The First Words To Ever Appear In An Inaugural Speech
Trump became the first president to ever use the words "carnage" and "radical Islamic terrorism" in an inauguration speech
The inaugural address is one of the most deeply-rooted American traditions associated with the peaceful transition of power. The entire nation found itself hanging on the every word of a man who is arguably the most non-traditional, openly hostile now-president in history to witness how he would corrupt the tradition.
What Donald Trump’s staff promised in the days preceding the historic moment was a largely traditional speech in many ways: it would center around the theme of unity and run roughly 20 minutes in length. What we expected was something a little more characteristic of the blustery man who was elected following a campaign of division, scandal, and controversy. What we got? A speech that was somehow both at the same time.
When it comes to speeches that will forever be recorded in the annals of history, word choice is everything. There’s a proverbial script that must be followed in terms of thematic material, which is why so many inaugural addresses bear resemblance in terms of their most-used words.
More notable than the cliched catchphrases and vague references to democratic ideals is the way that presidents choose to deviate from the norm. Barack Obama made history by becoming the first U.S. president to reference the LGBTQ community in his 2013 speech, saying, “Our journey is not complete until our gay brothers and sisters are treated like anyone else under the law—for if we are truly created equal, then surely the love we commit to one another must be equal as well.” Ronald Reagan was the first to ever utter the word “terrorism” in his.
Trump, by comparison, became the first president to ever use the word “carnage” in an inauguration speech, and he did so in reference to poverty, closed-down factories, the public education system, crime, gangs, and drugs. He was also the first to specifically mention the “inner cities,” an outdated phrase he has used time and time again in reference to bringing back unconstitutional practices like stop-and-frisk.
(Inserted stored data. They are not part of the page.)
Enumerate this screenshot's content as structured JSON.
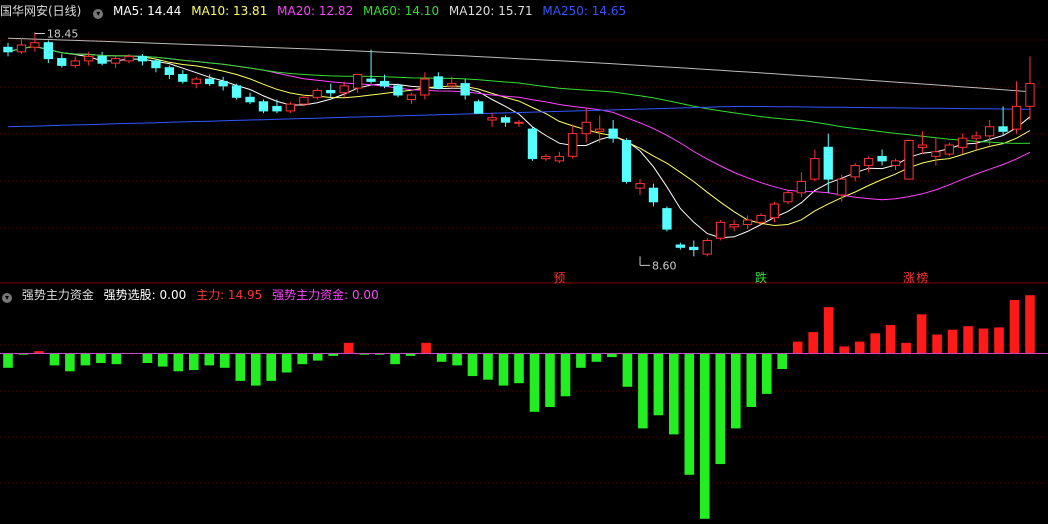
{
  "header_top": {
    "stock_name": "国华网安(日线)",
    "ma": [
      {
        "label": "MA5: 14.44",
        "color": "#ffffff"
      },
      {
        "label": "MA10: 13.81",
        "color": "#ffff66"
      },
      {
        "label": "MA20: 12.82",
        "color": "#ff44ff"
      },
      {
        "label": "MA60: 14.10",
        "color": "#33dd33"
      },
      {
        "label": "MA120: 15.71",
        "color": "#dddddd"
      },
      {
        "label": "MA250: 14.65",
        "color": "#3355ff"
      }
    ]
  },
  "header_bottom": {
    "indicator_name": "强势主力资金",
    "items": [
      {
        "label": "强势选股: 0.00",
        "color": "#ffffff"
      },
      {
        "label": "主力: 14.95",
        "color": "#ff3333"
      },
      {
        "label": "强势主力资金: 0.00",
        "color": "#ff44ff"
      }
    ]
  },
  "icons": {
    "toggle": "chevron-down-icon"
  },
  "chart_data": [
    {
      "type": "candlestick",
      "title": "国华网安(日线)",
      "ylim": [
        8,
        19
      ],
      "up_color": "#ff3333",
      "down_color": "#55ffff",
      "annotations": [
        {
          "text": "18.45",
          "index": 2,
          "value": 18.45
        },
        {
          "text": "8.60",
          "index": 47,
          "value": 8.6
        }
      ],
      "markers": [
        {
          "text": "预",
          "index": 41,
          "color": "#ff3333"
        },
        {
          "text": "跌",
          "index": 56,
          "color": "#33dd33"
        },
        {
          "text": "涨",
          "index": 67,
          "color": "#ff3333"
        },
        {
          "text": "榜",
          "index": 68,
          "color": "#ff3333"
        }
      ],
      "ohlc": [
        [
          17.8,
          18.0,
          17.4,
          17.6
        ],
        [
          17.6,
          18.2,
          17.5,
          17.9
        ],
        [
          17.8,
          18.45,
          17.6,
          18.0
        ],
        [
          18.0,
          18.1,
          17.1,
          17.3
        ],
        [
          17.3,
          17.5,
          16.9,
          17.0
        ],
        [
          17.0,
          17.4,
          16.9,
          17.2
        ],
        [
          17.2,
          17.6,
          17.0,
          17.4
        ],
        [
          17.4,
          17.6,
          17.0,
          17.1
        ],
        [
          17.1,
          17.4,
          16.9,
          17.3
        ],
        [
          17.2,
          17.5,
          17.1,
          17.4
        ],
        [
          17.4,
          17.5,
          17.0,
          17.2
        ],
        [
          17.2,
          17.3,
          16.7,
          16.9
        ],
        [
          16.9,
          17.0,
          16.4,
          16.6
        ],
        [
          16.6,
          16.8,
          16.2,
          16.3
        ],
        [
          16.2,
          16.5,
          16.0,
          16.4
        ],
        [
          16.4,
          16.6,
          16.1,
          16.2
        ],
        [
          16.3,
          16.5,
          15.9,
          16.1
        ],
        [
          16.1,
          16.2,
          15.5,
          15.6
        ],
        [
          15.6,
          15.8,
          15.3,
          15.4
        ],
        [
          15.4,
          15.5,
          14.9,
          15.0
        ],
        [
          15.2,
          15.5,
          14.9,
          15.0
        ],
        [
          15.0,
          15.4,
          14.9,
          15.3
        ],
        [
          15.3,
          15.7,
          15.2,
          15.6
        ],
        [
          15.6,
          16.0,
          15.5,
          15.9
        ],
        [
          15.9,
          16.2,
          15.6,
          15.8
        ],
        [
          15.8,
          16.3,
          15.6,
          16.1
        ],
        [
          16.0,
          16.6,
          15.8,
          16.6
        ],
        [
          16.4,
          17.7,
          16.2,
          16.3
        ],
        [
          16.3,
          16.6,
          16.0,
          16.1
        ],
        [
          16.1,
          16.2,
          15.6,
          15.7
        ],
        [
          15.5,
          15.8,
          15.3,
          15.7
        ],
        [
          15.7,
          16.7,
          15.5,
          16.4
        ],
        [
          16.5,
          16.7,
          16.1,
          16.0
        ],
        [
          16.1,
          16.5,
          16.0,
          16.2
        ],
        [
          16.2,
          16.4,
          15.5,
          15.7
        ],
        [
          15.4,
          15.5,
          14.9,
          14.9
        ],
        [
          14.6,
          14.9,
          14.3,
          14.7
        ],
        [
          14.7,
          14.8,
          14.3,
          14.5
        ],
        [
          14.5,
          14.6,
          14.3,
          14.5
        ],
        [
          14.2,
          14.3,
          12.8,
          12.9
        ],
        [
          12.9,
          13.1,
          12.8,
          13.0
        ],
        [
          12.8,
          13.2,
          12.7,
          13.0
        ],
        [
          13.0,
          14.4,
          12.9,
          14.0
        ],
        [
          14.0,
          15.1,
          13.6,
          14.5
        ],
        [
          14.1,
          14.8,
          13.6,
          14.2
        ],
        [
          14.2,
          14.6,
          13.6,
          13.8
        ],
        [
          13.7,
          13.8,
          11.8,
          11.9
        ],
        [
          11.6,
          12.0,
          11.3,
          11.8
        ],
        [
          11.6,
          11.8,
          10.8,
          11.0
        ],
        [
          10.7,
          10.8,
          9.7,
          9.8
        ],
        [
          9.1,
          9.2,
          8.9,
          9.0
        ],
        [
          9.0,
          9.3,
          8.6,
          8.9
        ],
        [
          8.7,
          9.4,
          8.6,
          9.3
        ],
        [
          9.4,
          10.2,
          9.3,
          10.1
        ],
        [
          9.9,
          10.2,
          9.7,
          10.0
        ],
        [
          10.0,
          10.4,
          9.8,
          10.2
        ],
        [
          10.1,
          10.5,
          10.0,
          10.4
        ],
        [
          10.3,
          11.0,
          10.1,
          10.9
        ],
        [
          11.0,
          11.5,
          10.9,
          11.4
        ],
        [
          11.4,
          12.3,
          11.2,
          11.9
        ],
        [
          12.0,
          13.3,
          11.9,
          12.9
        ],
        [
          13.4,
          14.0,
          11.4,
          12.0
        ],
        [
          11.3,
          12.2,
          11.0,
          12.0
        ],
        [
          12.1,
          12.7,
          11.9,
          12.6
        ],
        [
          12.6,
          13.0,
          12.3,
          12.9
        ],
        [
          13.0,
          13.3,
          12.6,
          12.8
        ],
        [
          12.6,
          12.9,
          12.4,
          12.8
        ],
        [
          12.0,
          13.7,
          12.0,
          13.7
        ],
        [
          13.4,
          14.1,
          13.1,
          13.5
        ],
        [
          13.0,
          13.8,
          12.6,
          13.2
        ],
        [
          13.1,
          13.6,
          13.0,
          13.5
        ],
        [
          13.4,
          14.0,
          13.1,
          13.8
        ],
        [
          13.8,
          14.1,
          13.3,
          13.9
        ],
        [
          13.9,
          14.6,
          13.5,
          14.3
        ],
        [
          14.3,
          15.2,
          13.9,
          14.1
        ],
        [
          14.2,
          16.3,
          14.0,
          15.2
        ],
        [
          15.2,
          17.4,
          14.6,
          16.2
        ]
      ]
    },
    {
      "type": "bar",
      "title": "强势主力资金",
      "ylim": [
        -14,
        4.5
      ],
      "values": [
        -1.2,
        -0.1,
        0.2,
        -1.0,
        -1.5,
        -1.0,
        -0.8,
        -0.9,
        0,
        -0.8,
        -1.1,
        -1.5,
        -1.4,
        -1.0,
        -1.2,
        -2.3,
        -2.7,
        -2.3,
        -1.6,
        -0.9,
        -0.6,
        -0.2,
        0.9,
        -0.1,
        -0.1,
        -0.9,
        -0.2,
        0.9,
        -0.7,
        -1.0,
        -1.9,
        -2.2,
        -2.7,
        -2.5,
        -4.9,
        -4.5,
        -3.6,
        -1.2,
        -0.7,
        -0.3,
        -2.8,
        -6.3,
        -5.2,
        -6.8,
        -10.2,
        -13.9,
        -9.3,
        -6.3,
        -4.5,
        -3.4,
        -1.3,
        1.0,
        1.8,
        3.9,
        0.6,
        1.0,
        1.7,
        2.4,
        0.9,
        3.3,
        1.6,
        2.0,
        2.3,
        2.1,
        2.2,
        4.5,
        4.9
      ]
    }
  ]
}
He also used the phrase “radical Islamic terrorism,” one that politicians on both sides of the aisle refuse to use for its conflation of a religion and the acts of specific individuals with motives that can vary. This kind of negative language is a huge departure from the time-held tradition of optimism and unity. Other words he used that were added to the inaugural address vernacular included disrepair, stolen, sad, trapped, and tombstones.
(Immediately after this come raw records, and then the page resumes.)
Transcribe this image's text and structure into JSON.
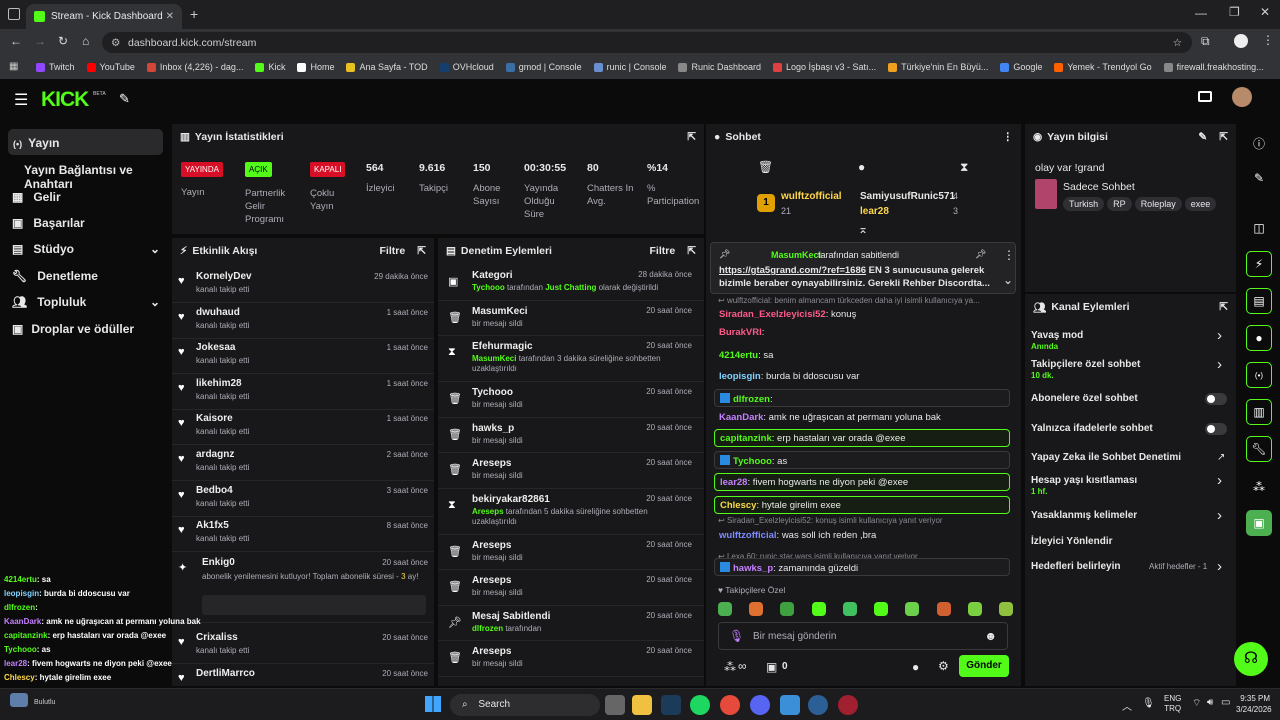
{
  "browser": {
    "tab_title": "Stream - Kick Dashboard",
    "url": "dashboard.kick.com/stream",
    "bookmarks": [
      "Twitch",
      "YouTube",
      "Inbox (4,226) - dag...",
      "Kick",
      "Home",
      "Ana Sayfa - TOD",
      "OVHcloud",
      "gmod | Console",
      "runic | Console",
      "Runic Dashboard",
      "Logo İşbaşı v3 - Satı...",
      "Türkiye'nin En Büyü...",
      "Google",
      "Yemek - Trendyol Go",
      "firewall.freakhosting..."
    ]
  },
  "logo": {
    "text": "KICK",
    "beta": "BETA"
  },
  "nav": {
    "items": [
      {
        "label": "Yayın",
        "icon": "broadcast-icon"
      },
      {
        "label": "Yayın Bağlantısı ve Anahtarı"
      },
      {
        "label": "Gelir",
        "icon": "money-icon"
      },
      {
        "label": "Başarılar",
        "icon": "trophy-icon"
      },
      {
        "label": "Stüdyo",
        "icon": "studio-icon"
      },
      {
        "label": "Denetleme",
        "icon": "wrench-icon"
      },
      {
        "label": "Topluluk",
        "icon": "people-icon"
      },
      {
        "label": "Droplar ve ödüller",
        "icon": "gift-icon"
      }
    ]
  },
  "stats": {
    "title": "Yayın İstatistikleri",
    "items": [
      {
        "badge": "YAYINDA",
        "label": "Yayın"
      },
      {
        "badge": "AÇIK",
        "label": "Partnerlik Gelir Programı"
      },
      {
        "badge": "KAPALI",
        "label": "Çoklu Yayın"
      },
      {
        "value": "564",
        "label": "İzleyici"
      },
      {
        "value": "9.616",
        "label": "Takipçi"
      },
      {
        "value": "150",
        "label": "Abone Sayısı"
      },
      {
        "value": "00:30:55",
        "label": "Yayında Olduğu Süre"
      },
      {
        "value": "80",
        "label": "Chatters In Avg."
      },
      {
        "value": "%14",
        "label": "% Participation"
      }
    ]
  },
  "activity": {
    "title": "Etkinlik Akışı",
    "filter": "Filtre",
    "items": [
      {
        "name": "KornelyDev",
        "sub": "kanalı takip etti",
        "time": "29 dakika önce"
      },
      {
        "name": "dwuhaud",
        "sub": "kanalı takip etti",
        "time": "1 saat önce"
      },
      {
        "name": "Jokesaa",
        "sub": "kanalı takip etti",
        "time": "1 saat önce"
      },
      {
        "name": "likehim28",
        "sub": "kanalı takip etti",
        "time": "1 saat önce"
      },
      {
        "name": "Kaisore",
        "sub": "kanalı takip etti",
        "time": "1 saat önce"
      },
      {
        "name": "ardagnz",
        "sub": "kanalı takip etti",
        "time": "2 saat önce"
      },
      {
        "name": "Bedbo4",
        "sub": "kanalı takip etti",
        "time": "3 saat önce"
      },
      {
        "name": "Ak1fx5",
        "sub": "kanalı takip etti",
        "time": "8 saat önce"
      }
    ],
    "sub_item": {
      "name": "Enkig0",
      "text_a": "abonelik yenilemesini kutluyor! Toplam abonelik süresi - ",
      "text_b": "3",
      "text_c": " ay!",
      "time": "20 saat önce"
    },
    "after": [
      {
        "name": "Crixaliss",
        "sub": "kanalı takip etti",
        "time": "20 saat önce"
      },
      {
        "name": "DertliMarrco",
        "sub": "",
        "time": "20 saat önce"
      }
    ]
  },
  "moderation": {
    "title": "Denetim Eylemleri",
    "filter": "Filtre",
    "items": [
      {
        "name": "Kategori",
        "actor": "Tychooo",
        "mid": " tarafından ",
        "target": "Just Chatting",
        "rest": " olarak değiştirildi",
        "time": "28 dakika önce",
        "icon": "category-icon"
      },
      {
        "name": "MasumKeci",
        "sub": "bir mesajı sildi",
        "time": "20 saat önce",
        "icon": "trash-icon"
      },
      {
        "name": "Efehurmagic",
        "actor": "MasumKeci",
        "rest": " tarafından 3 dakika süreliğine sohbetten uzaklaştırıldı",
        "time": "20 saat önce",
        "icon": "hourglass-icon"
      },
      {
        "name": "Tychooo",
        "sub": "bir mesajı sildi",
        "time": "20 saat önce",
        "icon": "trash-icon"
      },
      {
        "name": "hawks_p",
        "sub": "bir mesajı sildi",
        "time": "20 saat önce",
        "icon": "trash-icon"
      },
      {
        "name": "Areseps",
        "sub": "bir mesajı sildi",
        "time": "20 saat önce",
        "icon": "trash-icon"
      },
      {
        "name": "bekiryakar82861",
        "actor": "Areseps",
        "rest": " tarafından 5 dakika süreliğine sohbetten uzaklaştırıldı",
        "time": "20 saat önce",
        "icon": "hourglass-icon"
      },
      {
        "name": "Areseps",
        "sub": "bir mesajı sildi",
        "time": "20 saat önce",
        "icon": "trash-icon"
      },
      {
        "name": "Areseps",
        "sub": "bir mesajı sildi",
        "time": "20 saat önce",
        "icon": "trash-icon"
      },
      {
        "name": "Mesaj Sabitlendi",
        "actor": "dlfrozen",
        "rest": " tarafından",
        "time": "20 saat önce",
        "icon": "pin-icon"
      },
      {
        "name": "Areseps",
        "sub": "bir mesajı sildi",
        "time": "20 saat önce",
        "icon": "trash-icon"
      }
    ]
  },
  "chat": {
    "title": "Sohbet",
    "top_gifter": {
      "rank": "1",
      "name": "wulftzofficial",
      "count": "21"
    },
    "gifters": [
      {
        "name": "SamiyusufRunic571",
        "count": "4"
      },
      {
        "name": "lear28",
        "count": "3"
      }
    ],
    "pinned": {
      "by": "MasumKeci",
      "by_suffix": " tarafından sabitlendi",
      "link": "https://gta5grand.com/?ref=1686",
      "text": " EN 3 sunucusuna gelerek bizimle beraber oynayabilirsiniz. Gerekli Rehber Discordta..."
    },
    "messages": [
      {
        "reply": "wulftzofficial: benim almancam türkceden daha iyi isimli kullanıcıya ya..."
      },
      {
        "user": "Siradan_Exelzleyicisi52",
        "text": "konuş",
        "color": "#ff5a8a"
      },
      {
        "user": "BurakVRI",
        "text": "",
        "color": "#ff5a8a"
      },
      {
        "user": "4214ertu",
        "text": "sa",
        "color": "#53fc18"
      },
      {
        "user": "leopisgin",
        "text": "burda bi ddoscusu var",
        "color": "#7fd3ff"
      },
      {
        "user": "dlfrozen",
        "text": "",
        "color": "#53fc18"
      },
      {
        "user": "KaanDark",
        "text": "amk ne uğraşıcan at permanı yoluna bak",
        "color": "#c580ff"
      },
      {
        "user": "capitanzink",
        "text": "erp hastaları var orada @exee",
        "color": "#53fc18"
      },
      {
        "user": "Tychooo",
        "text": "as",
        "color": "#53fc18"
      },
      {
        "user": "lear28",
        "text": "fivem hogwarts ne diyon peki @exee",
        "color": "#c580ff"
      },
      {
        "user": "Chlescy",
        "text": "hytale girelim exee",
        "color": "#ffd84a"
      },
      {
        "reply": "Siradan_Exelzleyicisi52: konuş isimli kullanıcıya yanıt veriyor"
      },
      {
        "user": "wulftzofficial",
        "text": "was soll ich reden ,bra",
        "color": "#7f8cff"
      },
      {
        "reply": "Lexa.60: runic star wars isimli kullanıcıya yanıt veriyor"
      },
      {
        "user": "hawks_p",
        "text": "zamanında güzeldi",
        "color": "#c580ff"
      }
    ],
    "emote_label": "Takipçilere Özel",
    "input_placeholder": "Bir mesaj gönderin",
    "points": "0",
    "send": "Gönder"
  },
  "info": {
    "title": "Yayın bilgisi",
    "stream_title": "olay var !grand",
    "category": "Sadece Sohbet",
    "tags": [
      "Turkish",
      "RP",
      "Roleplay",
      "exee"
    ]
  },
  "channel": {
    "title": "Kanal Eylemleri",
    "items": [
      {
        "label": "Yavaş mod",
        "sub": "Anında"
      },
      {
        "label": "Takipçilere özel sohbet",
        "sub": "10 dk."
      },
      {
        "label": "Abonelere özel sohbet"
      },
      {
        "label": "Yalnızca ifadelerle sohbet"
      },
      {
        "label": "Yapay Zeka ile Sohbet Denetimi"
      },
      {
        "label": "Hesap yaşı kısıtlaması",
        "sub": "1 hf."
      },
      {
        "label": "Yasaklanmış kelimeler"
      },
      {
        "label": "İzleyici Yönlendir"
      },
      {
        "label": "Hedefleri belirleyin",
        "extra": "Aktif hedefler - 1"
      }
    ]
  },
  "overlay": [
    {
      "user": "4214ertu",
      "text": ": sa",
      "color": "#53fc18"
    },
    {
      "user": "leopisgin",
      "text": ": burda bi ddoscusu var",
      "color": "#7fd3ff"
    },
    {
      "user": "dlfrozen",
      "text": ":",
      "color": "#53fc18"
    },
    {
      "user": "KaanDark",
      "text": ": amk ne uğraşıcan at permanı yoluna bak",
      "color": "#c580ff"
    },
    {
      "user": "capitanzink",
      "text": ": erp hastaları var orada @exee",
      "color": "#53fc18"
    },
    {
      "user": "Tychooo",
      "text": ": as",
      "color": "#53fc18"
    },
    {
      "user": "lear28",
      "text": ": fivem hogwarts ne diyon peki @exee",
      "color": "#c580ff"
    },
    {
      "user": "Chlescy",
      "text": ": hytale girelim exee",
      "color": "#ffd84a"
    },
    {
      "user": "wulftzofficial",
      "text": ": was soll ich reden ,bra",
      "color": "#7f8cff"
    },
    {
      "user": "hawks_p",
      "text": ": zamanında güzeldi",
      "color": "#c580ff"
    }
  ],
  "taskbar": {
    "search": "Search",
    "lang": "ENG",
    "lang2": "TRQ",
    "time": "9:35 PM",
    "date": "3/24/2026",
    "weather": "Bulutlu"
  }
}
In some ways, Trump’s speech did follow in the traditional format, as broken down by the Washington Post four years ago. It began with a greeting, addressed the state of the nation, and outlined the issues he feels most significant. But where Trump diverged was in the general populist message of anti-establishment principles, echoing only Reagan, whom his speech could probably be best compared to despite its overall unique nature.
In stating, “a small group in our nation’s capital has reaped the rewards of government while the people have borne the cost,” and “the establishment protected itself but not the citizens of our country,” he was notably more radical than Reagan, who declared “government is not the solution to our problem; government is the problem,” back in 1981.